Oggi, dieci dicembre, non è solo la giornata internazionale dei diritti umani. O, meglio, è la giornata internazionale dei diritti umani anche e soprattutto per un’altra importante ricorrenza. Esattamente trent’anni fa veniva adottata dall’Onu la “convenzione contro la tortura e altre pene o trattamenti crudeli, inumani o degradanti”. Un importante passo in avanti. Ma non per l’Italia. Dispiace infatti constatare che esattamente a 30 anni dalla convenzione, l’Italia ancora non disponga nel codice penale del reato di tortura. Un incredibile falla nel sistema normativo del Belpaese. Soprattutto se si tiene conto che siamo stati anche tra i primi a ratificare la convenzione stessa, nel 1988. Non siamo riusciti, dunque, nel giro di 30 anni dalla convenzione e di 26 dalla ratifica a inserire il reato. Giusto per capire: l’articolo 2 della convenzione recita espressamente che “Ogni Stato Parte adotta misure legislative, amministrative, giudiziarie ed altre misure efficaci per impedire che atti di tortura siano commessi in qualsiasi territorio sottoposto alla sua giurisdizione”. Cosa che, come detto, in Italia non è stata fatta.

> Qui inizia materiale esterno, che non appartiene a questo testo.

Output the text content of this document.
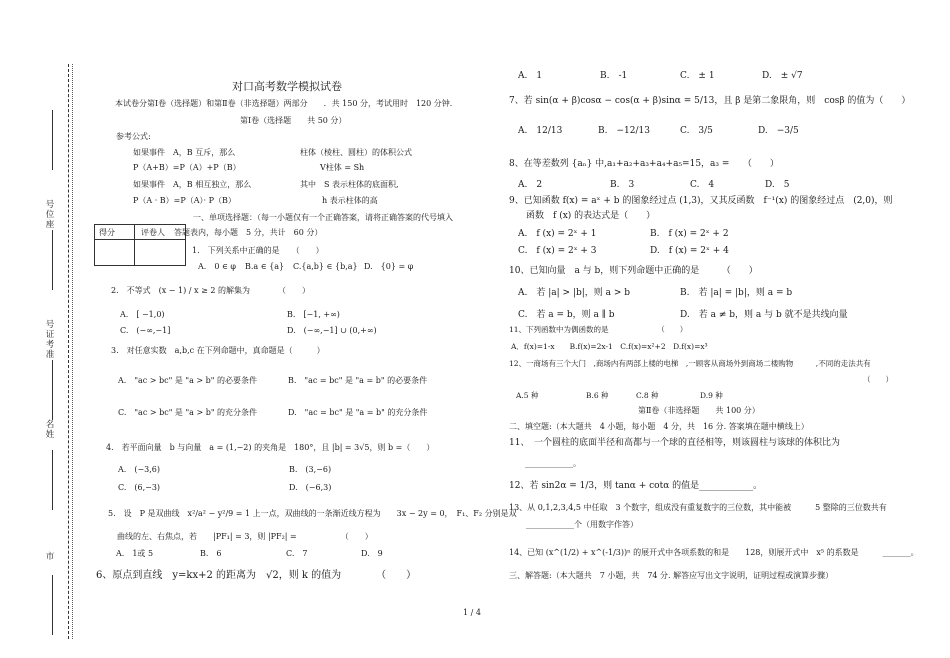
号位座
号证考准
名姓
市
对口高考数学模拟试卷
本试卷分第Ⅰ卷（选择题）和第Ⅱ卷（非选择题）两部分　　．共 150 分，考试用时　120 分钟．
第Ⅰ卷（选择题　　共 50 分）
参考公式:
如果事件　A，B 互斥，那么
P（A+B）=P（A）+P（B）
如果事件　A，B 相互独立，那么
P（A · B）=P（A）· P（B）
柱体（棱柱、圆柱）的体积公式
V柱体 = Sh
其中　S 表示柱体的底面积,
h 表示柱体的高
得分	评卷人
一、单项选择题：（每一小题仅有一个正确答案，请将正确答案的代号填入
答题表内，每小题　5 分，共计　60 分）
1.　下列关系中正确的是　　（　　）
A.　0 ∈ φ B.a ∈ {a} C.{a,b} ∈ {b,a} D.　{0} = φ
2.　不等式　(x − 1) / x ≥ 2 的解集为　　　　（　　）
A.　[ −1,0)	B.　[−1, +∞)
C.　(−∞,−1]	D.　(−∞,−1] ∪ (0,+∞)
3.　对任意实数　a,b,c 在下列命题中，真命题是（　　　）
A.　"ac > bc" 是 "a > b" 的必要条件	B.　"ac = bc" 是 "a = b" 的必要条件
C.　"ac > bc" 是 "a > b" 的充分条件	D.　"ac = bc" 是 "a = b" 的充分条件
4.　若平面向量　b 与向量　a = (1,−2) 的夹角是　180°，且 |b| = 3√5，则 b =（　　）
A.　(−3,6)	B.　(3,−6)
C.　(6,−3)	D.　(−6,3)
5.　设　P 是双曲线　x²/a² − y²/9 = 1 上一点，双曲线的一条渐近线方程为　　3x − 2y = 0，　F₁、F₂ 分别是双
曲线的左、右焦点，若　　|PF₁| = 3，则 |PF₂| =　　　　　　（　　）
A.　1或 5	B.　6	C.　7	D.　9
6、原点到直线　y=kx+2 的距离为　√2，则 k 的值为　　　　（　　）
A.　1	B.　-1	C.　± 1	D.　± √7
7、若 sin(α + β)cosα − cos(α + β)sinα = 5/13，且 β 是第二象限角，则　cosβ 的值为（　　）
A.　12/13	B.　−12/13	C.　3/5	D.　−3/5
8、在等差数列 {aₙ} 中,a₁+a₂+a₃+a₄+a₅=15，a₃ =　　（　　）
A.　2	B.　3	C.　4	D.　5
9、已知函数 f(x) = aˣ + b 的图象经过点 (1,3)，又其反函数　f⁻¹(x) 的图象经过点　(2,0)，则
函数　f (x) 的表达式是（　　）
A.　f (x) = 2ˣ + 1	B.　f (x) = 2ˣ + 2
C.　f (x) = 2ˣ + 3	D.　f (x) = 2ˣ + 4
10、已知向量　a 与 b，则下列命题中正确的是　　　（　　）
A.　若 |a| > |b|，则 a > b	B.　若 |a| = |b|，则 a = b
C.　若 a = b，则 a ∥ b	D.　若 a ≠ b，则 a 与 b 就不是共线向量
11、下列函数中为偶函数的是　　　　　　　（　　）
A．f(x)=1-x　　B.f(x)=2x-1　C.f(x)=x²+2　D.f(x)=x³
12、一商场有三个大门　,商场内有两部上楼的电梯　,一顾客从商场外到商场二楼购物　　　,不同的走法共有
（　　）
A.5 种	B.6 种	C.8 种	D.9 种
第Ⅱ卷（非选择题　　共 100 分）
二、填空题:（本大题共　4 小题，每小题　4 分，共　16 分. 答案填在题中横线上）
11、　一个圆柱的底面半径和高都与一个球的直径相等，则该圆柱与该球的体积比为
____________。
12、若 sin2α = 1/3，则 tanα + cotα 的值是____________。
13、从 0,1,2,3,4,5 中任取　3 个数字，组成没有重复数字的三位数，其中能被　　　5 整除的三位数共有
____________个（用数字作答）
14、已知 (x^(1/2) + x^(-1/3))ⁿ 的展开式中各项系数的和是　　128，则展开式中　x⁵ 的系数是　　　_______。
三、解答题:（本大题共　7 小题，共　74 分. 解答应写出文字说明，证明过程或演算步骤）
1 / 4
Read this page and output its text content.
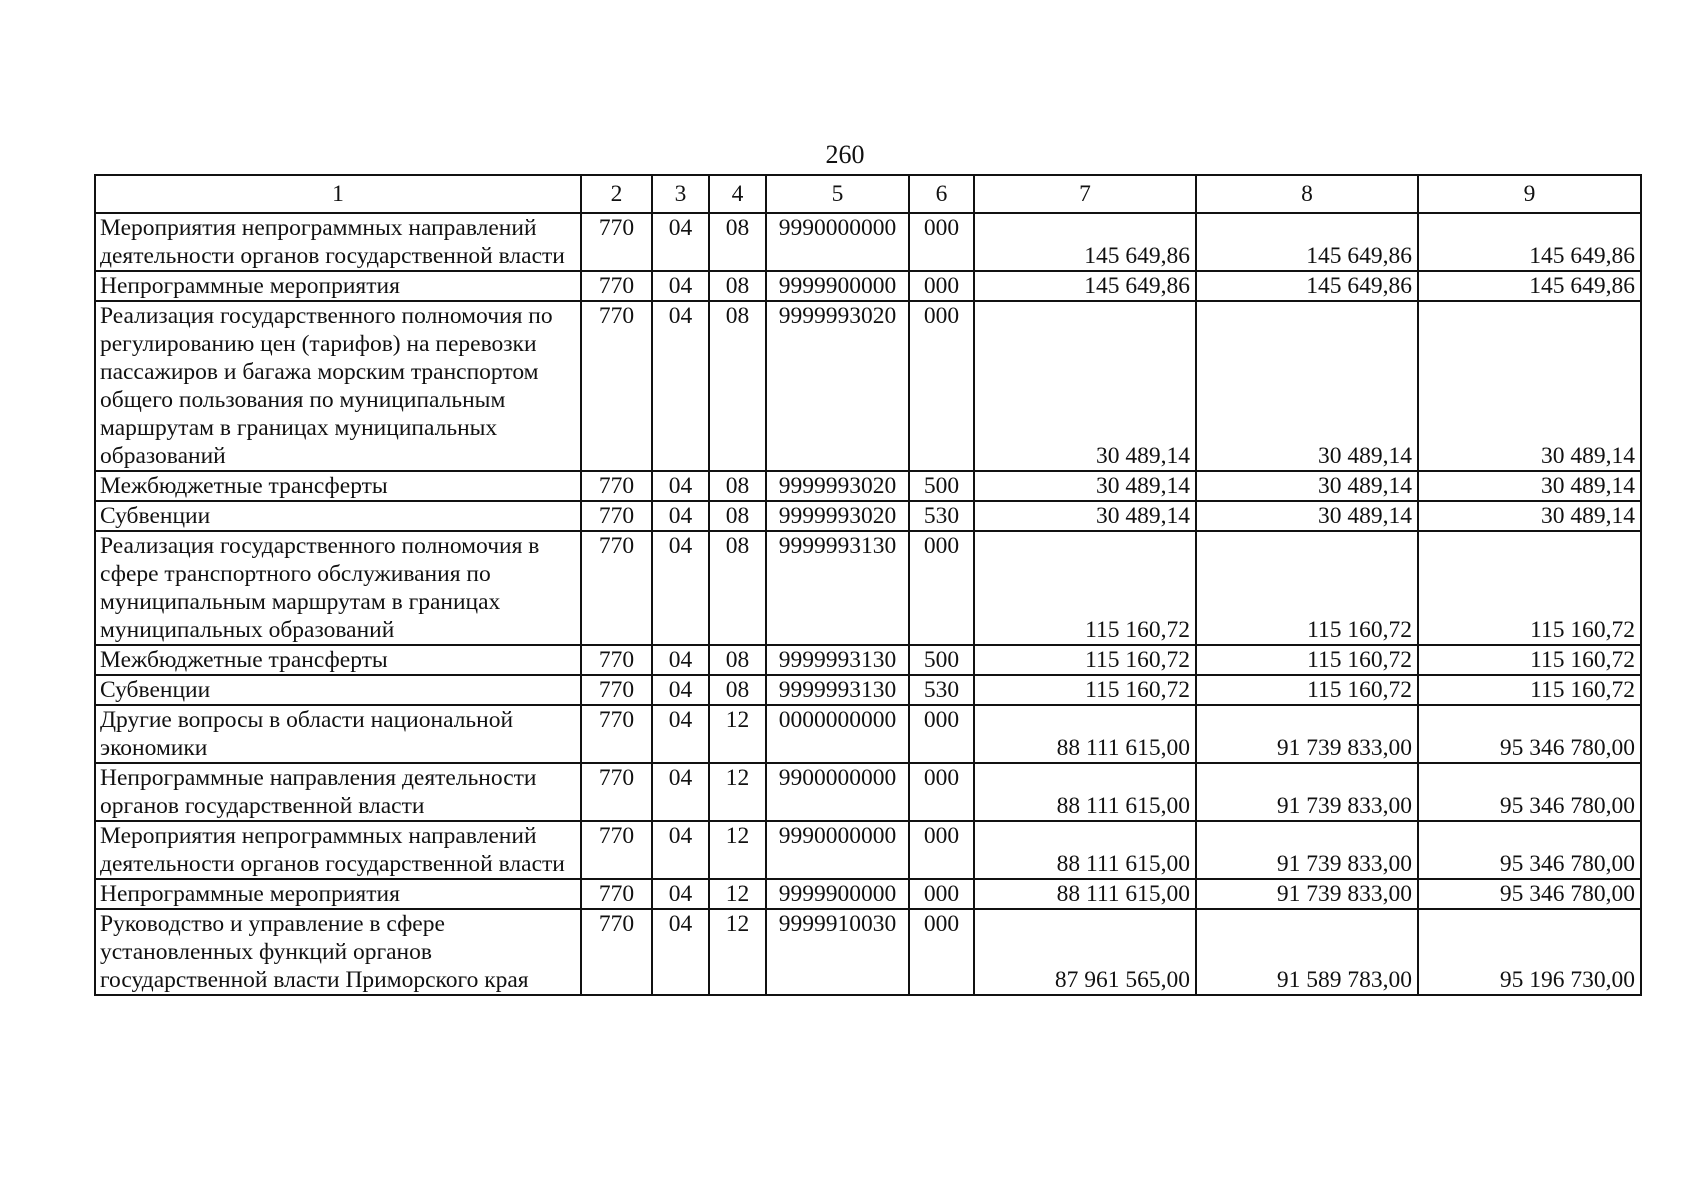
260
1	2	3	4	5	6	7	8	9
Мероприятия непрограммных направлений деятельности органов государственной власти	770	04	08	9990000000	000	145 649,86	145 649,86	145 649,86
Непрограммные мероприятия	770	04	08	9999900000	000	145 649,86	145 649,86	145 649,86
Реализация государственного полномочия по регулированию цен (тарифов) на перевозки пассажиров и багажа морским транспортом общего пользования по муниципальным маршрутам в границах муниципальных образований	770	04	08	9999993020	000	30 489,14	30 489,14	30 489,14
Межбюджетные трансферты	770	04	08	9999993020	500	30 489,14	30 489,14	30 489,14
Субвенции	770	04	08	9999993020	530	30 489,14	30 489,14	30 489,14
Реализация государственного полномочия в сфере транспортного обслуживания по муниципальным маршрутам в границах муниципальных образований	770	04	08	9999993130	000	115 160,72	115 160,72	115 160,72
Межбюджетные трансферты	770	04	08	9999993130	500	115 160,72	115 160,72	115 160,72
Субвенции	770	04	08	9999993130	530	115 160,72	115 160,72	115 160,72
Другие вопросы в области национальной экономики	770	04	12	0000000000	000	88 111 615,00	91 739 833,00	95 346 780,00
Непрограммные направления деятельности органов государственной власти	770	04	12	9900000000	000	88 111 615,00	91 739 833,00	95 346 780,00
Мероприятия непрограммных направлений деятельности органов государственной власти	770	04	12	9990000000	000	88 111 615,00	91 739 833,00	95 346 780,00
Непрограммные мероприятия	770	04	12	9999900000	000	88 111 615,00	91 739 833,00	95 346 780,00
Руководство и управление в сфере установленных функций органов государственной власти Приморского края	770	04	12	9999910030	000	87 961 565,00	91 589 783,00	95 196 730,00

DAI CUCCHI ALLA DIAZ: UN PAESE VIOLENTO
Si dirà: allora forse in Italia non ci sono casi che spingano all’introduzione del reato. Falso. Gli episodi sono pressochè sterminati. Basti pensare alle violenza (pardon: torture) nella scuola Diaz al G8 di Genova. Torture riconosciute anche dai magistrati. Peccato però che nessuno abbia pagato. Proprio perché non c’era un reato da perseguire. E che dire, ancora, dei casi Cucchi, Aldovrandi, Bianzino, Uva e via dicendo? Ovvero, dei tanti pestati fino alla morte nelle carceri italiane? Parliamo di torture. Per le quali, però, nessuno ha mai risposto. Finita qui? Certo che no. Pensiamo, ancora, agli Ospedali Psichiatrici, definiti non a caso da Amnesty International “luoghi di tortura” e che chiuderanno finalmente a marzo prossimo dopo incredibili ritardi (dovevano chiudere nel 2012). I casi, insomma, sono innumerevoli. Alcuni anche meno conosciuti. Come il caso di Dimitri Alberti, che nel 2010 fu arrestato dai carabinieri in provincia di Verona e che quando arrivò in carcere aveva tre costole fratturate e lesioni ai testicoli. A giugno scorso la Corte europea dei diritti dell’uomo ha condannato il nostro Paese a risarcirlo proprio per la violazione dell’articolo 3 della Convenzione europea dei diritti dell’uomo e delle libertà fondamentali, che proibisce la tortura e ogni forma di trattamento inumano e degradante.
LO STATO ATTUALE
Assodato, dunque, che in realtà l’Italia avrebbe – eccome – bisogno di tale reato nel suo codice penale, arriviamo al tasto dolens. Cosa è stato fatto in questi 30 anni? LaNotizia è andata a rispolverare tutta l’attività parlamentare passata. Dal 2001 ad oggi sono stati presentati, in totale, ben 54 proposte di legge per l’introduzione del reato di tortura. Nessuna però ha mai visto la luce. Tutte bloccate, rallentate, morte. La speranza, ora, è che sia questa legislatura a giungere a qualcosa di più concreto. Il disegno di legge c’è e, peraltro, è stato anche approvato al Senato il 5 marzo 2014. Ma ora è fermo da allora alla Camera. Basti questo: la commissione giustizia, nel giro di 10 mesi, si è riunita in merito due volte soltanto (una volta a maggio e una a novembre). Senza giungere a nulla di concreto, ovviamente. Non solo: rispetto alla prima versione, al testo licenziato dal Senato è stata pure eliminata la parte che prevedeva l’istituzione di un fondo nazionale per le vittime della tortura. Più comodo dire che in Italia la tortura non esiste. Diceva Isaac Asimov: “La violenza è l’ultimo rifugio degli incapaci”. Sillogismo vuole che la conclusione sia riconoscere che siamo un popolo di violenti. E incapaci.